We desire to be made clean. We want to experience this communion. But it means accepting our leprosy, our vulnerability, our need to accept those aspects of ourselves and of other people that we would rather deny or demonize – our imperfections, our weakness, our fear, our anger, our illusions – all those things which render us unclean, all those truths that would make us outcast if others only knew.
And it means being willing to simply ask for help. This is what is so affecting about the unnamed man who humbly kneels and begs Jesus, “If you choose, you can make me clean.” Perhaps this man had undergone another kind of death, dying to his self-image as a victim, as one who deserved and simply had to accept being an outcast. At any rate, he can no longer deny his desire to be made clean.
We have the power to make one another clean. How? By touching each other, by refusing to believe the lies we tell to stigmatize some people so that others can feel better about themselves, smug, superior, and secure. Jesus made the leper clean by touching him, by acknowledging their shared humanity and refusing to treat him as an outcast.
I’m reminded of a story I once heard about Jon Bruno, the Episcopal bishop of Los Angeles.

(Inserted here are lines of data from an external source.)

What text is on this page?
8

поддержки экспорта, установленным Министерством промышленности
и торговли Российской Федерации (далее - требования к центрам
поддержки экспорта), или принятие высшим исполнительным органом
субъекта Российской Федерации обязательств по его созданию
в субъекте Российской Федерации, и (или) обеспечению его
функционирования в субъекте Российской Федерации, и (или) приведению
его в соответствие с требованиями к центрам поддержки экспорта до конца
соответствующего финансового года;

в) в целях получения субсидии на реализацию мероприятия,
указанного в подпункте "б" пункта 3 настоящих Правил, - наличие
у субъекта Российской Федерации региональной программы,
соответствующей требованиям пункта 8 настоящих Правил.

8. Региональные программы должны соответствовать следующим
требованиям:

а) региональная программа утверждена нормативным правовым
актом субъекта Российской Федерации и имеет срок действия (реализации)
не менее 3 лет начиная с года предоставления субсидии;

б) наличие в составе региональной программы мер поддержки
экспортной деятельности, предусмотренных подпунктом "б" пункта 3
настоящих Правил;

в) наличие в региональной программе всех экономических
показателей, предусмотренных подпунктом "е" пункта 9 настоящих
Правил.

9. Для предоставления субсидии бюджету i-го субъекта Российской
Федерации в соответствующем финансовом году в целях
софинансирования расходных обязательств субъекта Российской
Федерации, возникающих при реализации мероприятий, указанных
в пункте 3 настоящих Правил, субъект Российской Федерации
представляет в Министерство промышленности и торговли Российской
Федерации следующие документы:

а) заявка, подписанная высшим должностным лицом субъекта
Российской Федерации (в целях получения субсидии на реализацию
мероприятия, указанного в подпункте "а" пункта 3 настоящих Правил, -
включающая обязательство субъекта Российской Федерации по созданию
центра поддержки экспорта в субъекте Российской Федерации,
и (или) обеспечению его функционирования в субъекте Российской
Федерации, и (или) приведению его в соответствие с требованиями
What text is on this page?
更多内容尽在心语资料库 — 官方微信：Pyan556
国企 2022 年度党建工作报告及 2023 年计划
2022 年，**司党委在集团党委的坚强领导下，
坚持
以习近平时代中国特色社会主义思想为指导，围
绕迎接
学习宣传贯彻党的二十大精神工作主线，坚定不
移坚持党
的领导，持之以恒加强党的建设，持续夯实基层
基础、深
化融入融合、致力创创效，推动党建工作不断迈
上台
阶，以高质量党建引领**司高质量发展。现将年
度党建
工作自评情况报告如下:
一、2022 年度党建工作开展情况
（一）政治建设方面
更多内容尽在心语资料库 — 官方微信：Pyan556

Bishop Bruno is a former football player and L.A. police officer. He is a big, imposing guy, not somebody you want to mess around with. Even his name sounds tough! In the early days of the AIDS pandemic in Los Angeles, Jon was still a parish priest. Young men were getting sick and dying all around him, social pariahs often abandoned by their families, sometimes even by other gay men terrified of the disease. Here was a new class of lepers.
But Jon knew how to make people clean. He kept a rocking chair in the corner of his office. As these dying men came to him seeking healing, Jon would hold them on his lap with his big arms wrapped around them, and gently rock them for as long as they needed to be held. Immediately, the leprosy left them, and they were made clean.
Jon is a disciple of Jesus, and he understands what Jesus knew so well. We have the power to make people clean, if we choose. And we, who so passionately desire to be made clean, can be whole again if we are humble and have the willingness to ask for what we need. Do you not realize how much we need one another for our healing? Do you not hear Jesus saying to you today, “I do choose. Be made clean.” Together, we can become human again.
Bishop Ed Browning famously proclaimed, “In this Church, there will be no outcasts.” Let us stretch out our hands and touch one another and make it so. Amen.